While your blog raises many interesting points for debate (including concerns we have about the methodology of the M-PESA study you positively highlight) one key thing we’d like to clarify is that our RoR was, in fact, strongly theory-informed. We started out from a theory of change and mapped the evidence (and gaps in it) onto it. We wished that all underlying evidence had been theory-informed, too.
Of course, it was frustrating to have to exclude some SR/Meta-Analysis evidence on the basis of our protocol (which was peer-reviewed and agreed in advance, as part of our being systematic). This didn’t apply to the paper you mention (by Rachel Meager), however, which was neither an SR nor a MA, and hence not applicable.
Fortunately, your final paragraph pretty much summarises what our RoR says, barring the very categorical statement that “Financial inclusion is important for poor households”. We believe readers of our RoR will learn important lessons for practice, including that the evidence is strongest for savings service delivery programmes, and that targeted programme components (rather than financial services alone) matter for social and gender outcomes. (The Campbell plain language summary, for those with less time, is here: https://campbellcollaboration.org/media/k2/attachments/0369_IDCG_Duvend…)
In sum, being more systematic doesn’t mean being less relevant; neither is the converse true.
Maren & Phil
Maren & Phil
First let me say something that got cut from the original post because of length (even though the kind CGAP editors let me go several hundred words over the normal max): I admire the huge amount of work you did on the RoR. It is very hard and painstaking work to pull off, and it is a useful contribution to the literature. I also hope it's clear that I understand the reasons for the choices made on inclusion/exclusion criteria in systematic reviews and reviews of reviews.
That being said, we have (I hope) a good faith disagreement over the value of systematic reviews and especially of reviews of reviews in domains with highly variable contexts. I do hold to the categorical statement about the value of financial services to poor households, not based on impact evaluations but from theory, history, anthropology and high-frequency data surveys like financial diaries. In my opinion, there is no better evidence for what matters to households than revealed preferences: these households create financial services to meet their needs if/when there are none available. That is a pattern visible across cultures and throughout history.

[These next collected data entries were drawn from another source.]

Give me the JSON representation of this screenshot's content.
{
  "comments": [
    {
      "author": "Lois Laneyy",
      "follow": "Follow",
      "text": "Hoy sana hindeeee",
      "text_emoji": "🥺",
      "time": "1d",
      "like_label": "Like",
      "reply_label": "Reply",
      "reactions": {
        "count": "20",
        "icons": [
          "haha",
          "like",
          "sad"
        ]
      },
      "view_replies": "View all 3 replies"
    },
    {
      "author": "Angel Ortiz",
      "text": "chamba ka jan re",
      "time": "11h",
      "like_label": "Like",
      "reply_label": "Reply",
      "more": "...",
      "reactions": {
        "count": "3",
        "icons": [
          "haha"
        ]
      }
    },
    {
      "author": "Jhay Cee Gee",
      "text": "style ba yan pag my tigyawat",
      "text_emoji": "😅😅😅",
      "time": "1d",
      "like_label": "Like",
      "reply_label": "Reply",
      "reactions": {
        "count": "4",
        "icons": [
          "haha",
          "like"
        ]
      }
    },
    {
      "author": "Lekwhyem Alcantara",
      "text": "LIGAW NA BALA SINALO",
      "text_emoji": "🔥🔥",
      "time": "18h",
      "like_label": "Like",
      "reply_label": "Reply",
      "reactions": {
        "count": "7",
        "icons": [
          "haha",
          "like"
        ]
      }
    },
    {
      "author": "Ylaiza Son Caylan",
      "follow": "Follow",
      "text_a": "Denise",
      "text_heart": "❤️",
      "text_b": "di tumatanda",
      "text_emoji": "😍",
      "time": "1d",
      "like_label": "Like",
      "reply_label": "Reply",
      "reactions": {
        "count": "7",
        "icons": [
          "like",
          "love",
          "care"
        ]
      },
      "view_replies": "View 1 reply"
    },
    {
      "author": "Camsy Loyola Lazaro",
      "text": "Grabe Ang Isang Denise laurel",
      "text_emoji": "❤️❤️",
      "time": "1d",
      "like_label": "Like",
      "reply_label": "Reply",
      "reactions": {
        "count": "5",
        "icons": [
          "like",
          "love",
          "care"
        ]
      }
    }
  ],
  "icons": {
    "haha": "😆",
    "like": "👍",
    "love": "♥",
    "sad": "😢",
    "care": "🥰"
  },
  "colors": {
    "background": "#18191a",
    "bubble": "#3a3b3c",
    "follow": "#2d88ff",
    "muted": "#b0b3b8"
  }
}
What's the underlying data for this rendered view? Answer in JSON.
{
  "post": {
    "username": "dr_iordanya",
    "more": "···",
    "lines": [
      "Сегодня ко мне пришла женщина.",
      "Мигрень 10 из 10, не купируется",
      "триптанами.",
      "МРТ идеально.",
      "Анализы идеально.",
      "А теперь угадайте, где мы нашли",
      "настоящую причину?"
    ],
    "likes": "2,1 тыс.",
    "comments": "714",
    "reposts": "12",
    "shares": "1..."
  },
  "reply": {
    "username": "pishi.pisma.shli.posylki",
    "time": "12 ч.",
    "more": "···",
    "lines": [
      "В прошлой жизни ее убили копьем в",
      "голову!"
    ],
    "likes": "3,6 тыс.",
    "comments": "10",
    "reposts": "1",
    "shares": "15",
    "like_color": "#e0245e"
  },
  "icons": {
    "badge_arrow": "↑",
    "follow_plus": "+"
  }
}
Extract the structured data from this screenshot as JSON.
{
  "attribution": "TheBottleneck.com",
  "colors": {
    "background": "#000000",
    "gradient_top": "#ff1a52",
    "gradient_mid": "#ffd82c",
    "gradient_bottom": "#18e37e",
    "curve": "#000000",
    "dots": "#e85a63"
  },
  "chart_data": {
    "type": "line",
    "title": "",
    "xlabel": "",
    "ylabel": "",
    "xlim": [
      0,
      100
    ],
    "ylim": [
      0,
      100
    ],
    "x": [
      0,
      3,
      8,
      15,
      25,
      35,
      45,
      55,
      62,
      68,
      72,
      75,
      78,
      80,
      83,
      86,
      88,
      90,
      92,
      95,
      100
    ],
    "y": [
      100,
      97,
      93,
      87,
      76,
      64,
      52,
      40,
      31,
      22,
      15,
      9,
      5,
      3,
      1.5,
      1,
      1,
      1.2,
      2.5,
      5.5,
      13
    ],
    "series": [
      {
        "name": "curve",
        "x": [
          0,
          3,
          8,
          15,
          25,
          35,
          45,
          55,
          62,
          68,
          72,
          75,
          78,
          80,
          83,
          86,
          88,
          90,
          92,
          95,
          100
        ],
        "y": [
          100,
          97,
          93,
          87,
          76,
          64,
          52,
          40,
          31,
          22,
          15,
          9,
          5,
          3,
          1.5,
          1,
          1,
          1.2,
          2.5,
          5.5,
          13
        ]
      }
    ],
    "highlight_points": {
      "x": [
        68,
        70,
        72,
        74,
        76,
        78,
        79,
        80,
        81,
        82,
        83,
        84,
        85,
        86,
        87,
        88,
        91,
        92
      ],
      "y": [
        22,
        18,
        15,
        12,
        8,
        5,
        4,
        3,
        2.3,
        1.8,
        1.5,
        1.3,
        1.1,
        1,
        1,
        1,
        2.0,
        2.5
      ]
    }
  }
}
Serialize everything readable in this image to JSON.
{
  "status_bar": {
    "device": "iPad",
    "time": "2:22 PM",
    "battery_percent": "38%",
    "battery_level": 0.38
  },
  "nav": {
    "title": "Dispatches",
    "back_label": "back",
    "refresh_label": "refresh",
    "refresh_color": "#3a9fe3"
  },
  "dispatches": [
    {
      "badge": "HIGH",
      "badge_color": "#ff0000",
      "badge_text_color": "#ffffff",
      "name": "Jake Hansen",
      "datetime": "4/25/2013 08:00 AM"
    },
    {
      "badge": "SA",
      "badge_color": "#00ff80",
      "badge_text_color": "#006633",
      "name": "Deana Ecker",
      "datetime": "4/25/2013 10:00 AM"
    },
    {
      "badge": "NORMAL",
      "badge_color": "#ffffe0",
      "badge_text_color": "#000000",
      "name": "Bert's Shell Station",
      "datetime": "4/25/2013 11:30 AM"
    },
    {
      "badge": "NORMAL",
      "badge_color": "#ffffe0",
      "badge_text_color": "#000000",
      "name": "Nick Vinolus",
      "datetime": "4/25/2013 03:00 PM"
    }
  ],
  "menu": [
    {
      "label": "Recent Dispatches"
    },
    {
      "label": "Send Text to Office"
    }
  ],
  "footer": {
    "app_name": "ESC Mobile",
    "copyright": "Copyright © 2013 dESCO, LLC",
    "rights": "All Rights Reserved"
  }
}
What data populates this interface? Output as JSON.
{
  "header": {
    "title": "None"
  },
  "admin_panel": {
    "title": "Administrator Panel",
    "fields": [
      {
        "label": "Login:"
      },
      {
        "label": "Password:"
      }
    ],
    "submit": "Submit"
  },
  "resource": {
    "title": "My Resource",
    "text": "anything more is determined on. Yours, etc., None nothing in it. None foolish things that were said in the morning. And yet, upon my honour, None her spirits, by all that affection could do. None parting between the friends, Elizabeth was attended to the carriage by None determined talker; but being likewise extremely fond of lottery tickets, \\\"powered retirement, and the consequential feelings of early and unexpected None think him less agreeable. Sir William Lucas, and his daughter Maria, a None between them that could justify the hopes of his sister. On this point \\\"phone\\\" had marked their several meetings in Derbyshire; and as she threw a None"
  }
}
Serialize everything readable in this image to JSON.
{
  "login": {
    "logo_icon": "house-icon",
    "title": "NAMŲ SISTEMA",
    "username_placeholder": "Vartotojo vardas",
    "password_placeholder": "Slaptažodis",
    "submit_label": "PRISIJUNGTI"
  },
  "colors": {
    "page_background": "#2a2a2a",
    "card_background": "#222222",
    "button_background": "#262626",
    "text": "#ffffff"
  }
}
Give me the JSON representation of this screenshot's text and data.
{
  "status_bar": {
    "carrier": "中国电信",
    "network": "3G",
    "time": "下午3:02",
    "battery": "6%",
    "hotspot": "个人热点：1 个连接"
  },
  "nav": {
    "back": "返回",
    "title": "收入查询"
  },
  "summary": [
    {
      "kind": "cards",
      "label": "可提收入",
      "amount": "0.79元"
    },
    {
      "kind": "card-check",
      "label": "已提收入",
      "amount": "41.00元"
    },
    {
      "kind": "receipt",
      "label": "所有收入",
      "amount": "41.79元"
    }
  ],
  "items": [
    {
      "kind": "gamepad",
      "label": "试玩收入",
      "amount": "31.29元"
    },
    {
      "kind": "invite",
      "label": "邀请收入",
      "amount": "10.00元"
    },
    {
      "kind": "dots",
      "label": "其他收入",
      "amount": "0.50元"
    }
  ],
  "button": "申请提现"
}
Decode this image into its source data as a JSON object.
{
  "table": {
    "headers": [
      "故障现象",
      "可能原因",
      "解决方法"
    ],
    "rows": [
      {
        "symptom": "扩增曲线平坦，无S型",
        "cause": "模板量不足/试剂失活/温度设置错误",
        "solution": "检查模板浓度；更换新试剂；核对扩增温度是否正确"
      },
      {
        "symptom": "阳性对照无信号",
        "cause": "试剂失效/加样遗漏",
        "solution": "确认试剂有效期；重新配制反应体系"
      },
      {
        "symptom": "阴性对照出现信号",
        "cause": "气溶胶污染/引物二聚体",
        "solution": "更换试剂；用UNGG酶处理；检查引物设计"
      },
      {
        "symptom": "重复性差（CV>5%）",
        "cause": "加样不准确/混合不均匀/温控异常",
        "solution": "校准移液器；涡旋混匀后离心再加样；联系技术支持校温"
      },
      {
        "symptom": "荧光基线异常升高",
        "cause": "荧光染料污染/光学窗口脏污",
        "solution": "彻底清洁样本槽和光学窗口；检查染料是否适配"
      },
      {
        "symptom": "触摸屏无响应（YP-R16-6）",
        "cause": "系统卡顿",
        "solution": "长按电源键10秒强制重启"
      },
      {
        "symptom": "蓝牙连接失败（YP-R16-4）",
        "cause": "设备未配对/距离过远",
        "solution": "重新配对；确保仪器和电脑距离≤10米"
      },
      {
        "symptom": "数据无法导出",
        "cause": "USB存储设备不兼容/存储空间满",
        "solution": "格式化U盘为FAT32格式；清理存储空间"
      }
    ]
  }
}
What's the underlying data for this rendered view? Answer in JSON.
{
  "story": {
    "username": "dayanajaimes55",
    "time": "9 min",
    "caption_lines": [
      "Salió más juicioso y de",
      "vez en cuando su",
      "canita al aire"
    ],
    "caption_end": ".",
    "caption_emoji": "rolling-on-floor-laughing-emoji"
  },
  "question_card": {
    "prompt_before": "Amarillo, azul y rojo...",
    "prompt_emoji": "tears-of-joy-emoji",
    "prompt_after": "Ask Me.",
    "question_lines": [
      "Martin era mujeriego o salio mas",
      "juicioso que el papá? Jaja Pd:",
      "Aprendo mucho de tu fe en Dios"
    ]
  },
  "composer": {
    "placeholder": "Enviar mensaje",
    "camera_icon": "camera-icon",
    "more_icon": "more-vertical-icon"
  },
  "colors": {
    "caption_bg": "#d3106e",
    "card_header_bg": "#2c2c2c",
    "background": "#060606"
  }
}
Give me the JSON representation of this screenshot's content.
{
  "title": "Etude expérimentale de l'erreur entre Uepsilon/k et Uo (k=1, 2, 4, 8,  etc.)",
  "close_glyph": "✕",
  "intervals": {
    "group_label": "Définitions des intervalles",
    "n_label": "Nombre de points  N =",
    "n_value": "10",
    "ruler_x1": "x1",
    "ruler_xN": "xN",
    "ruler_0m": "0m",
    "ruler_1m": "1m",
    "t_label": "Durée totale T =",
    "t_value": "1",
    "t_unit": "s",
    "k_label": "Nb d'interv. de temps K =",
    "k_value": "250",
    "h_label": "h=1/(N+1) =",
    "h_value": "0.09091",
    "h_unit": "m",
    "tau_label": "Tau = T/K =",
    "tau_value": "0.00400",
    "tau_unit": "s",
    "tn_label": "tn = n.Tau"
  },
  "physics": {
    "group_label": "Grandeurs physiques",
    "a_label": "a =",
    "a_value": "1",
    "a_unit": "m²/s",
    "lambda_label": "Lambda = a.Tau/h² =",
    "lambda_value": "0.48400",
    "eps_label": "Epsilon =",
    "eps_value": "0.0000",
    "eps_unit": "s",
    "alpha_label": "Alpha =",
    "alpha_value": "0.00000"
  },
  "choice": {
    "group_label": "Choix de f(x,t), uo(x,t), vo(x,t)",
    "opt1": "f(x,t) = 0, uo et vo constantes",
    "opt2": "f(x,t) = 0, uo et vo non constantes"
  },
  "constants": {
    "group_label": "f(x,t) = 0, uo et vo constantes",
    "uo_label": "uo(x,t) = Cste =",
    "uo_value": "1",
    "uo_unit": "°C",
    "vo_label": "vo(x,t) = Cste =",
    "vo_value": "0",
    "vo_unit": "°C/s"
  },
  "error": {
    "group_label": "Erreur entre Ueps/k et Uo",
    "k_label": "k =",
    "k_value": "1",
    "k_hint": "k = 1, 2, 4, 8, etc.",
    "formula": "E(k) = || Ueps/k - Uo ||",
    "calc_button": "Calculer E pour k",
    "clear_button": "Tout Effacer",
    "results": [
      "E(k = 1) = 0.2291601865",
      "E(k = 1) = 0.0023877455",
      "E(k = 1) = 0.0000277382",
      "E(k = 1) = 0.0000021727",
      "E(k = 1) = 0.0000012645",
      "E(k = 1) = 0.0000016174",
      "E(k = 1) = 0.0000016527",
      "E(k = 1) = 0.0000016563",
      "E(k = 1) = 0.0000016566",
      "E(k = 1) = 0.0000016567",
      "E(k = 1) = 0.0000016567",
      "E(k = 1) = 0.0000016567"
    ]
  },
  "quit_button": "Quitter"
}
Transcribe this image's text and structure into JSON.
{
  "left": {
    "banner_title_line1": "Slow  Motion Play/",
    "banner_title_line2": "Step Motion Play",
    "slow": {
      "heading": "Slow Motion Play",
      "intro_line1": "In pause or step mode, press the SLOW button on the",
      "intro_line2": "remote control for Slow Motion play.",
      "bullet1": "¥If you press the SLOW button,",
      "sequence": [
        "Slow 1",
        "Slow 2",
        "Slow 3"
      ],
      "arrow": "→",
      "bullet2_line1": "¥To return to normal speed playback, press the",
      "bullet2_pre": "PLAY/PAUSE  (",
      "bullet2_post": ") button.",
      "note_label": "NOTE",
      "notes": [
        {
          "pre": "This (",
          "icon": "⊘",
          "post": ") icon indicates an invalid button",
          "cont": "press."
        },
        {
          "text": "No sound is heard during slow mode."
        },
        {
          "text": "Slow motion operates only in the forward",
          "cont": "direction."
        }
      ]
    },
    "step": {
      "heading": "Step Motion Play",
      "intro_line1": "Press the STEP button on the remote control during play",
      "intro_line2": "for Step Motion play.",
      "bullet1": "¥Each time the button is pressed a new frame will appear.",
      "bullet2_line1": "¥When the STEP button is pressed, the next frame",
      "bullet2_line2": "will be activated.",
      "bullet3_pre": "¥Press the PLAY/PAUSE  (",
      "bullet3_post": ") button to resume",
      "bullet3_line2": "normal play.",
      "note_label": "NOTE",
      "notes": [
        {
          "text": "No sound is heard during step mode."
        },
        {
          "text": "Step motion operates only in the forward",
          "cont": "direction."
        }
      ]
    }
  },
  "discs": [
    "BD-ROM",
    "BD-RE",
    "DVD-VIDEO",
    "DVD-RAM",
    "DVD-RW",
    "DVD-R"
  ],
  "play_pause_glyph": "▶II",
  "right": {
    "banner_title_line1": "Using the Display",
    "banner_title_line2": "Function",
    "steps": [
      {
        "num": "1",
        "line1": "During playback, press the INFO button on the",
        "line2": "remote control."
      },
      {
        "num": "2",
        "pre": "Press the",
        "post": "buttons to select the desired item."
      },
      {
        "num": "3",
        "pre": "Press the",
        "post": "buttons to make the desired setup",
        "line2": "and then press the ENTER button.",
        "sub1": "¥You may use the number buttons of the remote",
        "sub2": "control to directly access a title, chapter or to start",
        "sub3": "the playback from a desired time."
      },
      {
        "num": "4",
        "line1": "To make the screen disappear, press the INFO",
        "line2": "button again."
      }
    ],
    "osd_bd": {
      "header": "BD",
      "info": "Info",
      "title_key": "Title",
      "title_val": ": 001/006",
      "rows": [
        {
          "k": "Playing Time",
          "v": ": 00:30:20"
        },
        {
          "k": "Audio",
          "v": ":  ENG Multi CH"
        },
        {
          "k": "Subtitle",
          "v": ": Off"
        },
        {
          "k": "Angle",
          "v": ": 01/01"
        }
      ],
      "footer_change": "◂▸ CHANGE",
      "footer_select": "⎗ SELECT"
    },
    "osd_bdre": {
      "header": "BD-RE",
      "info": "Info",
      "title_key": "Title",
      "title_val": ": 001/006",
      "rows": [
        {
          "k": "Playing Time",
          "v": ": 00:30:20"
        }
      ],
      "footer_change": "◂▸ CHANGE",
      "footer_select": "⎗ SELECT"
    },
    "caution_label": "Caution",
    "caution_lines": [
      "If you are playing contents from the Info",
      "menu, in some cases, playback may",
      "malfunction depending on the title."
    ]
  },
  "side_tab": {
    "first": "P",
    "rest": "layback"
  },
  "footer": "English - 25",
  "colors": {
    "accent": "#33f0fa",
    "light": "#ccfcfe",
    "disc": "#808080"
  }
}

Our disagreement is encapsulated in the perspective on the Meager paper. Again, I understand why it is excluded from your review. My argument is that exclusions like that do more harm than good in policy terms.
I also disagree strongly with the statement about systematic reviews being "vastly preferable" and the implication that disclosure makes inclusion/exclusion criteria not "potentially arbitrary and biased". The disclosure, or the method for creating the exclusion/inclusion criteria, does nothing to reduce arbitrariness or bias, but it does give the illusion of doing so. An example so that my point is clear: a choice to not consider cost-benefit when assessing evidence is arbitrary and introduces bias (this is frustration with most of the impact literature in financial inclusion).
Finally, an example of how our disagreement yields different policy conclusions: I believe the evidence for savings interventions is particularly weak. The majority of studies are short-term and have many unexplainable features, but most importantly do not address the business model issues that go along with savings products. That's why, despite the big push around savings interventions roughly 10 years ago, they have fallen out of favor among funders and practitioners.